Assess the effect of impaired glucose tolerance on cardiovascular events, renal outcomes and mortality. Neil Boudville has no relevant financial affiliations that would cause a conflict of interest according to the conflict of interest statement set down by CARI. Nicole Isbel has no relevant financial affiliations that would cause a conflict of interest according to the conflict of interest statement set down by CARI. “
“Aim: Due to altered red blood cell survival and erythropoietin therapy glycated haemoglobin (HbA1c) INCB024360 may not accurately reflect long-term glycaemic control in patients with diabetes and chronic kidney
disease (CKD). Glycated albumin (GA) and fructosamine are alternative markers of glycaemia. The aim of this study was to investigate the accuracy of HbA1c, GA and fructosamine as indicators of glycaemic control using continuous glucose monitoring.

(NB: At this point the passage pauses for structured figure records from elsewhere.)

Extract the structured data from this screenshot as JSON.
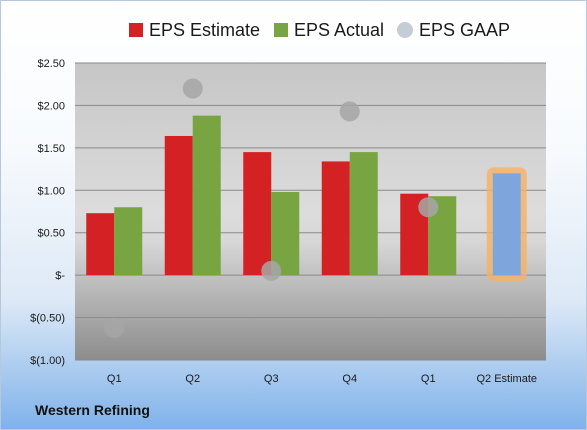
{
  "chart_data": {
    "type": "bar",
    "categories": [
      "Q1",
      "Q2",
      "Q3",
      "Q4",
      "Q1",
      "Q2 Estimate"
    ],
    "series": [
      {
        "name": "EPS Estimate",
        "color": "#d42224",
        "values": [
          0.73,
          1.64,
          1.45,
          1.34,
          0.96,
          null
        ]
      },
      {
        "name": "EPS Actual",
        "color": "#78a442",
        "values": [
          0.8,
          1.88,
          0.98,
          1.45,
          0.93,
          null
        ]
      },
      {
        "name": "EPS GAAP",
        "color": "#a6a6a6",
        "type": "scatter",
        "values": [
          -0.62,
          2.2,
          0.05,
          1.93,
          0.8,
          null
        ]
      },
      {
        "name": "",
        "color": "#7ea6dd",
        "highlight": "#f5b265",
        "values": [
          null,
          null,
          null,
          null,
          null,
          1.2
        ]
      }
    ],
    "ylim": [
      -1.0,
      2.5
    ],
    "yticks": [
      2.5,
      2.0,
      1.5,
      1.0,
      0.5,
      0.0,
      -0.5,
      -1.0
    ],
    "yticklabels": [
      "$2.50",
      "$2.00",
      "$1.50",
      "$1.00",
      "$0.50",
      "$-",
      "$(0.50)",
      "$(1.00)"
    ],
    "grid": true,
    "legend_position": "top",
    "title": "",
    "xlabel": "",
    "ylabel": ""
  },
  "footer": {
    "company": "Western Refining"
  }
}
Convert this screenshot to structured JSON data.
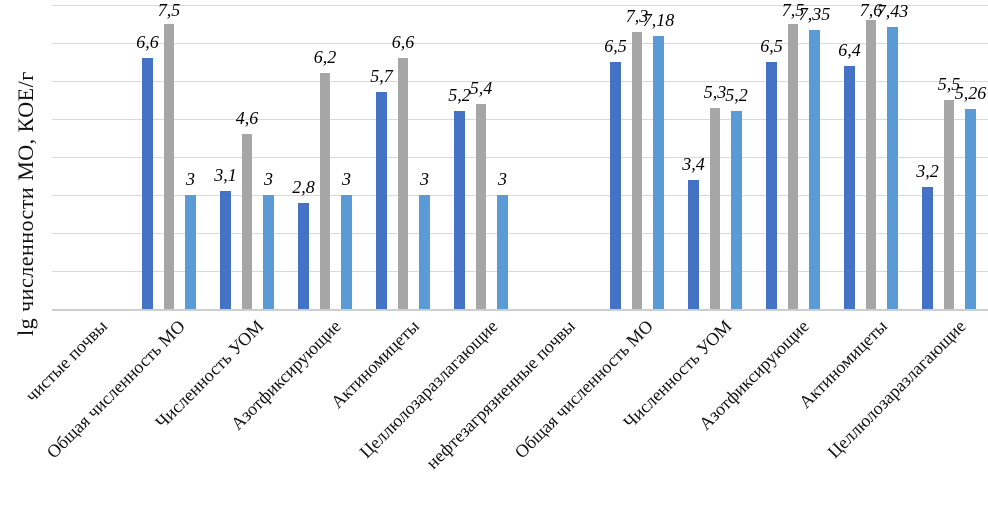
{
  "chart_data": {
    "type": "bar",
    "title": "",
    "ylabel": "lg численности МО, КОЕ/г",
    "xlabel": "",
    "ylim": [
      0,
      8
    ],
    "gridline_step": 1,
    "grid": "horizontal",
    "legend_position": "none",
    "y_tick_labels_visible": false,
    "data_labels": "above bars, italic, decimal comma",
    "decimal_separator": ",",
    "categories": [
      "чистые почвы",
      "Общая численность МО",
      "Численность УОМ",
      "Азотфиксирующие",
      "Актиномицеты",
      "Целлюлозаразлагающие",
      "нефтезагрязненные почвы",
      "Общая численность МО",
      "Численность УОМ",
      "Азотфиксирующие",
      "Актиномицеты",
      "Целлюлозаразлагающие"
    ],
    "series": [
      {
        "name": "dark-blue-series",
        "color": "#4472C4",
        "values": [
          null,
          6.6,
          3.1,
          2.8,
          5.7,
          5.2,
          null,
          6.5,
          3.4,
          6.5,
          6.4,
          3.2
        ]
      },
      {
        "name": "gray-series",
        "color": "#A6A6A6",
        "values": [
          null,
          7.5,
          4.6,
          6.2,
          6.6,
          5.4,
          null,
          7.3,
          5.3,
          7.5,
          7.6,
          5.5
        ]
      },
      {
        "name": "light-blue-series",
        "color": "#5B9BD5",
        "values": [
          null,
          3,
          3,
          3,
          3,
          3,
          null,
          7.18,
          5.2,
          7.35,
          7.43,
          5.26
        ]
      }
    ]
  },
  "colors": {
    "gridline": "#d9d9d9",
    "axis_line": "#cfcece",
    "text": "#111111",
    "background": "#ffffff"
  }
}
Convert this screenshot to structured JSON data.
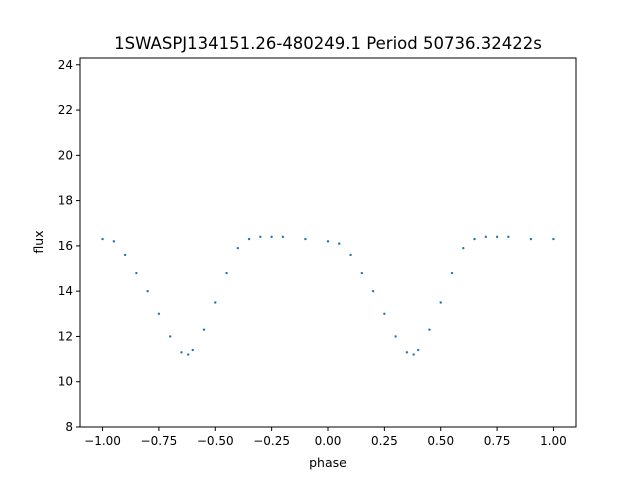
{
  "chart_data": {
    "type": "scatter",
    "title": "1SWASPJ134151.26-480249.1 Period 50736.32422s",
    "xlabel": "phase",
    "ylabel": "flux",
    "xlim": [
      -1.1,
      1.1
    ],
    "ylim": [
      8,
      24.3
    ],
    "x_ticks": [
      -1.0,
      -0.75,
      -0.5,
      -0.25,
      0.0,
      0.25,
      0.5,
      0.75,
      1.0
    ],
    "x_tick_labels": [
      "−1.00",
      "−0.75",
      "−0.50",
      "−0.25",
      "0.00",
      "0.25",
      "0.50",
      "0.75",
      "1.00"
    ],
    "y_ticks": [
      8,
      10,
      12,
      14,
      16,
      18,
      20,
      22,
      24
    ],
    "y_tick_labels": [
      "8",
      "10",
      "12",
      "14",
      "16",
      "18",
      "20",
      "22",
      "24"
    ],
    "grid": false,
    "point_color": "#1f77b4",
    "series": [
      {
        "phase": [
          -1.0,
          -0.95,
          -0.9,
          -0.85,
          -0.8,
          -0.75,
          -0.7,
          -0.65,
          -0.62,
          -0.6,
          -0.55,
          -0.5,
          -0.45,
          -0.4,
          -0.35,
          -0.3,
          -0.25,
          -0.2,
          -0.1,
          0.0,
          0.05,
          0.1,
          0.15,
          0.2,
          0.25,
          0.3,
          0.35,
          0.38,
          0.4,
          0.45,
          0.5,
          0.55,
          0.6,
          0.65,
          0.7,
          0.75,
          0.8,
          0.9,
          1.0
        ],
        "flux": [
          16.3,
          16.2,
          15.6,
          14.8,
          14.0,
          13.0,
          12.0,
          11.3,
          11.2,
          11.4,
          12.3,
          13.5,
          14.8,
          15.9,
          16.3,
          16.4,
          16.4,
          16.4,
          16.3,
          16.2,
          16.1,
          15.6,
          14.8,
          14.0,
          13.0,
          12.0,
          11.3,
          11.2,
          11.4,
          12.3,
          13.5,
          14.8,
          15.9,
          16.3,
          16.4,
          16.4,
          16.4,
          16.3,
          16.3
        ]
      }
    ]
  }
}
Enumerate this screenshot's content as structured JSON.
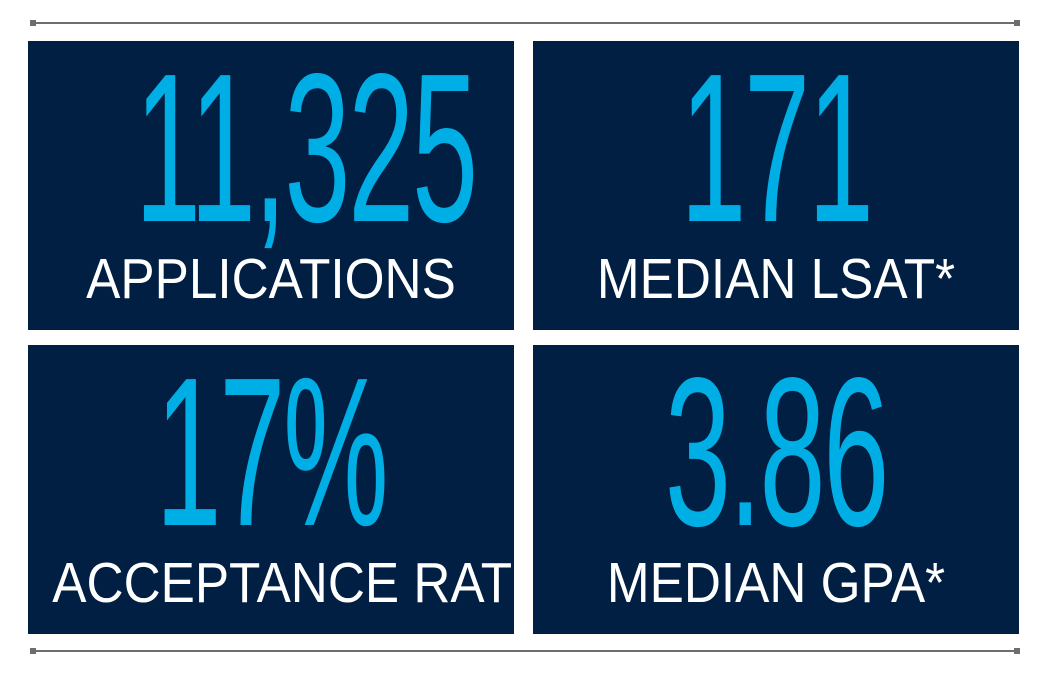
{
  "colors": {
    "panel": "#001f42",
    "accent": "#00aee6",
    "label": "#ffffff",
    "rule": "#6d6e71"
  },
  "stats": [
    {
      "value": "11,325",
      "label": "APPLICATIONS"
    },
    {
      "value": "171",
      "label": "MEDIAN LSAT*"
    },
    {
      "value": "17%",
      "label": "ACCEPTANCE RATE"
    },
    {
      "value": "3.86",
      "label": "MEDIAN GPA*"
    }
  ]
}
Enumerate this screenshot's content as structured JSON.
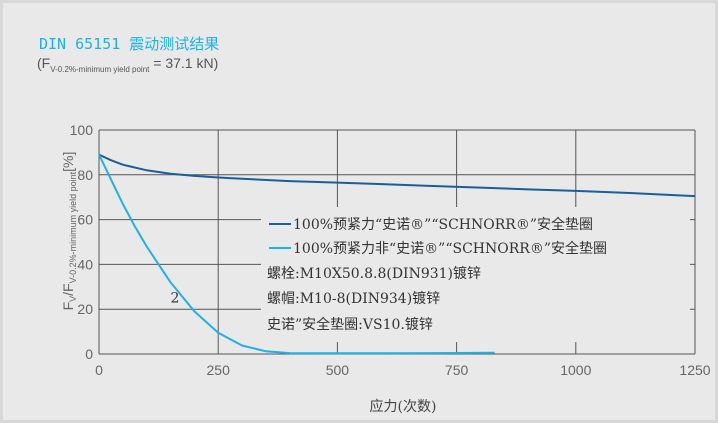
{
  "header": {
    "title": "DIN 65151 震动测试结果",
    "subtitle_prefix": "(F",
    "subtitle_sub": "V-0.2%-minimum yield point",
    "subtitle_suffix": " = 37.1 kN)"
  },
  "chart_data": {
    "type": "line",
    "xlabel": "应力(次数)",
    "ylabel_main": "F",
    "ylabel_sub1": "V",
    "ylabel_mid": "/F",
    "ylabel_sub2": "V-0.2%-minimum yield point",
    "ylabel_unit": "[%]",
    "xlim": [
      0,
      1250
    ],
    "ylim": [
      0,
      100
    ],
    "xticks": [
      0,
      250,
      500,
      750,
      1000,
      1250
    ],
    "yticks": [
      0,
      20,
      40,
      60,
      80,
      100
    ],
    "grid": true,
    "series": [
      {
        "name": "100%预紧力“史诺®”“SCHNORR®”安全垫圈",
        "color": "#1a5e9a",
        "x": [
          0,
          25,
          50,
          100,
          150,
          200,
          250,
          300,
          400,
          500,
          600,
          700,
          800,
          900,
          1000,
          1100,
          1200,
          1250
        ],
        "y": [
          89,
          86.5,
          84.5,
          82,
          80.5,
          79.5,
          78.8,
          78.2,
          77.2,
          76.5,
          75.8,
          75,
          74.3,
          73.5,
          72.8,
          72,
          71,
          70.5
        ]
      },
      {
        "name": "100%预紧力非“史诺®”“SCHNORR®”安全垫圈",
        "color": "#1eb1e6",
        "x": [
          0,
          25,
          50,
          75,
          100,
          150,
          200,
          250,
          300,
          350,
          400,
          450,
          500,
          600,
          700,
          830
        ],
        "y": [
          89,
          78,
          67,
          57,
          48,
          32,
          19,
          9.5,
          3.8,
          1.2,
          0.4,
          0.3,
          0.3,
          0.3,
          0.4,
          0.6
        ]
      }
    ],
    "annotations": [
      {
        "text": "2",
        "x": 150,
        "y": 23
      }
    ],
    "notes": [
      "螺栓:M10X50.8.8(DIN931)镀锌",
      "螺帽:M10-8(DIN934)镀锌",
      "史诺”安全垫圈:VS10.镀锌"
    ]
  }
}
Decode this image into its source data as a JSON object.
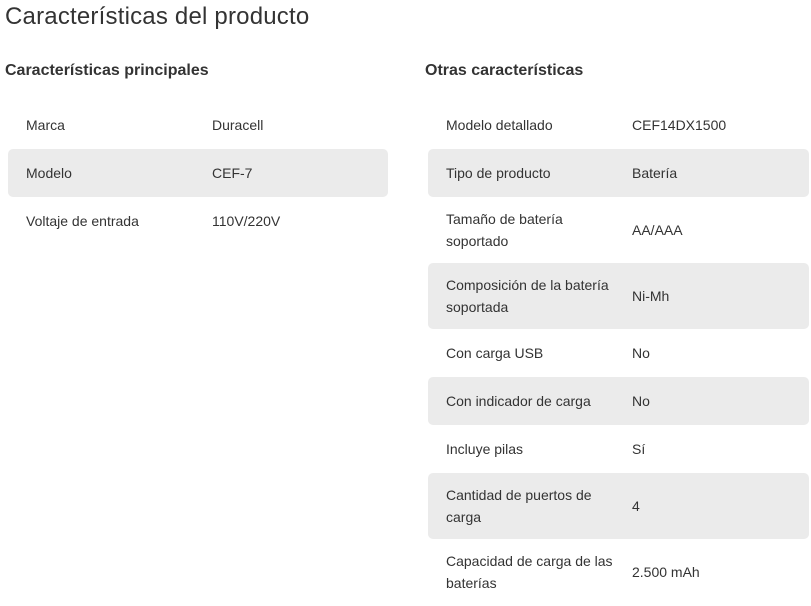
{
  "page": {
    "title": "Características del producto"
  },
  "colors": {
    "stripe": "#ebebeb",
    "text": "#333333",
    "background": "#ffffff"
  },
  "sections": [
    {
      "heading": "Características principales",
      "rows": [
        {
          "label": "Marca",
          "value": "Duracell"
        },
        {
          "label": "Modelo",
          "value": "CEF-7"
        },
        {
          "label": "Voltaje de entrada",
          "value": "110V/220V"
        }
      ]
    },
    {
      "heading": "Otras características",
      "rows": [
        {
          "label": "Modelo detallado",
          "value": "CEF14DX1500"
        },
        {
          "label": "Tipo de producto",
          "value": "Batería"
        },
        {
          "label": "Tamaño de batería soportado",
          "value": "AA/AAA"
        },
        {
          "label": "Composición de la batería soportada",
          "value": "Ni-Mh"
        },
        {
          "label": "Con carga USB",
          "value": "No"
        },
        {
          "label": "Con indicador de carga",
          "value": "No"
        },
        {
          "label": "Incluye pilas",
          "value": "Sí"
        },
        {
          "label": "Cantidad de puertos de carga",
          "value": "4"
        },
        {
          "label": "Capacidad de carga de las baterías",
          "value": "2.500 mAh"
        }
      ]
    }
  ]
}
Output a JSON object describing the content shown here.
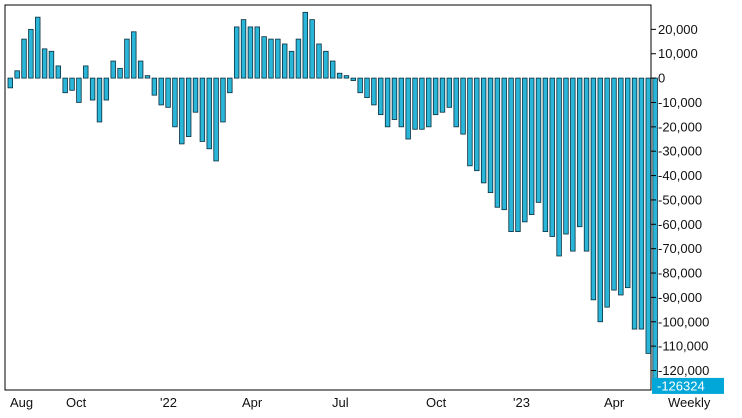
{
  "chart_data": {
    "type": "bar",
    "frequency_label": "Weekly",
    "x_tick_labels": [
      "Aug",
      "Oct",
      "'22",
      "Apr",
      "Jul",
      "Oct",
      "'23",
      "Apr"
    ],
    "y_ticks": [
      20000,
      10000,
      0,
      -10000,
      -20000,
      -30000,
      -40000,
      -50000,
      -60000,
      -70000,
      -80000,
      -90000,
      -100000,
      -110000,
      -120000
    ],
    "y_tick_labels": [
      "20,000",
      "10,000",
      "0",
      "-10,000",
      "-20,000",
      "-30,000",
      "-40,000",
      "-50,000",
      "-60,000",
      "-70,000",
      "-80,000",
      "-90,000",
      "-100,000",
      "-110,000",
      "-120,000"
    ],
    "ylim": [
      -128000,
      30000
    ],
    "last_value_label": "-126324",
    "values": [
      -4000,
      3000,
      16000,
      20000,
      25000,
      12000,
      11000,
      5000,
      -6000,
      -5000,
      -10000,
      5000,
      -9000,
      -18000,
      -9000,
      7000,
      4000,
      16000,
      19000,
      7000,
      1000,
      -7000,
      -11000,
      -12000,
      -20000,
      -27000,
      -24000,
      -14000,
      -26000,
      -29000,
      -34000,
      -18000,
      -6000,
      21000,
      24000,
      21000,
      21000,
      17000,
      16000,
      16000,
      14000,
      11000,
      16000,
      27000,
      24000,
      14000,
      11000,
      7000,
      2000,
      1000,
      -1000,
      -6000,
      -8000,
      -11000,
      -15000,
      -20000,
      -17000,
      -20000,
      -25000,
      -21000,
      -21000,
      -20000,
      -15000,
      -14000,
      -12000,
      -20000,
      -23000,
      -36000,
      -38000,
      -43000,
      -47000,
      -53000,
      -54000,
      -63000,
      -63000,
      -59000,
      -56000,
      -51000,
      -63000,
      -65000,
      -73000,
      -64000,
      -71000,
      -61000,
      -71000,
      -91000,
      -100000,
      -94000,
      -87000,
      -89000,
      -86000,
      -103000,
      -103000,
      -113000,
      -126324
    ]
  }
}
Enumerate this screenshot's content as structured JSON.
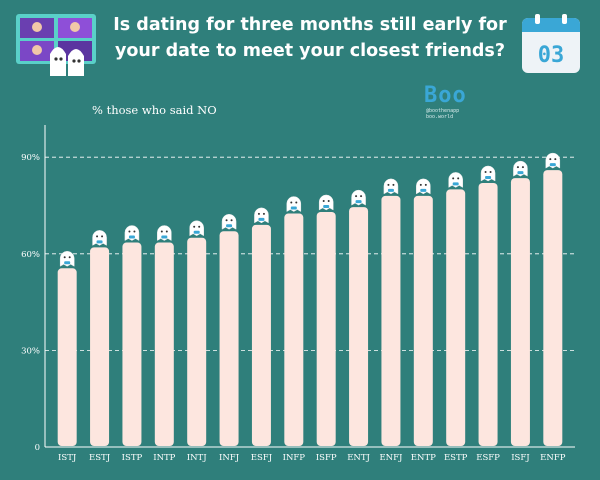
{
  "header": {
    "title_line1": "Is dating for three months still early for",
    "title_line2": "your date to meet your closest friends?",
    "calendar_number": "03"
  },
  "brand": {
    "logo": "Boo",
    "line1": "@boothenapp",
    "line2": "boo.world"
  },
  "colors": {
    "background": "#2f7f7b",
    "bar": "#fde6df",
    "accent": "#3aa7d6",
    "grid": "#ffffff"
  },
  "chart_data": {
    "type": "bar",
    "title": "",
    "ylabel": "%  those who said NO",
    "xlabel": "",
    "categories": [
      "ISTJ",
      "ESTJ",
      "ISTP",
      "INTP",
      "INTJ",
      "INFJ",
      "ESFJ",
      "INFP",
      "ISFP",
      "ENTJ",
      "ENFJ",
      "ENTP",
      "ESTP",
      "ESFP",
      "ISFJ",
      "ENFP"
    ],
    "values": [
      55.5,
      62,
      63.5,
      63.5,
      65,
      67,
      69,
      72.5,
      73,
      74.5,
      78,
      78,
      80,
      82,
      83.5,
      86
    ],
    "ylim": [
      0,
      100
    ],
    "yticks": [
      0,
      30,
      60,
      90
    ],
    "ytick_labels": [
      "0",
      "30%",
      "60%",
      "90%"
    ],
    "grid": "dashed horizontal",
    "legend": "none"
  }
}
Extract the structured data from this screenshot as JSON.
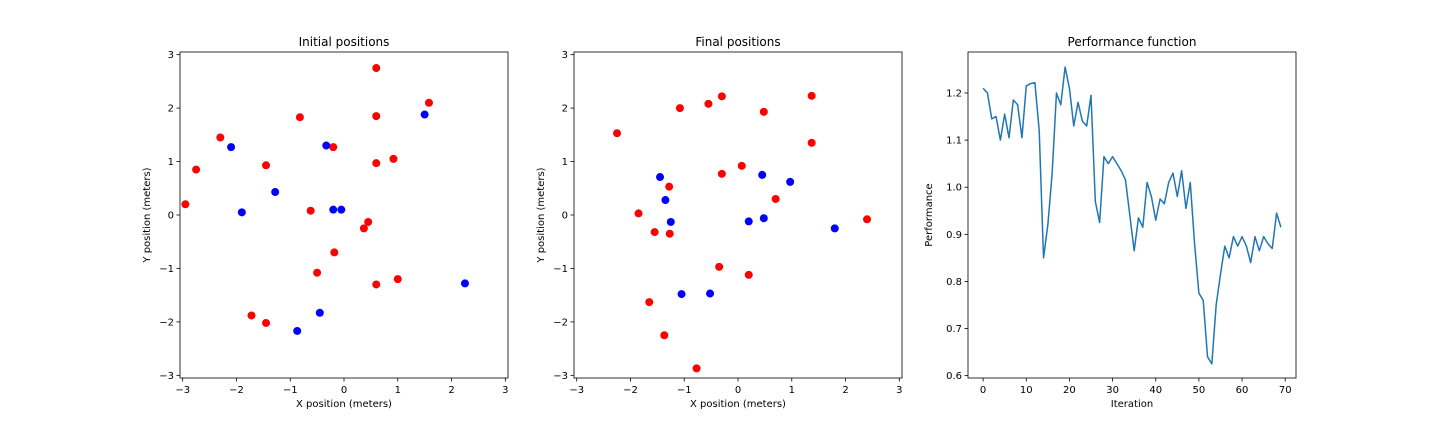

Methods: HbA1c, GA and fructosamine concentrations were measured in 25 subjects with diabetic nephropathy (CKD stages 4 and 5 (estimated glomerular filtration rate <30 mL/min per 1.73 m2)) matched with 25 subjects with diabetes and no evidence of nephropathy. Simultaneous real-time glucose
concentrations were monitored by continuous glucose monitoring over 48 h. Results: GA correlated significantly to mean glucose concentrations in patients with and without CKD (r = 0.54 vs 0.49, P < 0.05). A similar relationship was observed with fructosamine relative to glucose. A poor correlation BYL719 between HbA1c and glucose was observed with CKD (r = 0.38, P = ns) but was significant in the non-CKD group (r = 0.66, P < 0.001). The GA/HbA1c ratio was significantly higher in diabetic patients with CKD compared with controls (2.5 ± 0.4 vs 2.2 ± 0.4, P < 0.05). HbA1c values were significantly lower in CKD patients, relative to non-CKD patients at comparable mean glucose concentrations. Conclusion: HbA1c significantly Branched chain aminotransferase underestimates glycaemic control in patients with diabetes and CKD stages 4 and 5. In severe CKD, GA more accurately reflects glycaemic
control compared with fructosamine and HbA1c and should be the preferred marker of glycaemic control. “
“Date written: December 2008 Final submission: June 2009 No recommendations possible based on Level I or II evidence (Suggestions are based primarily on Level III and IV evidence) Gadolinium-enhanced magnetic resonance angiography (MRA) is highly sensitive in detecting atherosclerotic renal artery stenosis (RAS) and is significantly more accurate in excluding the disease. Gadolinium-based imaging should be avoided in patients with glomerular filtration <30 mL/min per 1.73 m2 because of the risk of nephrogenic systemic fibrosis. Screening tests of diagnosis of RAS will depend on the availability and institutional expertise with a particular modality.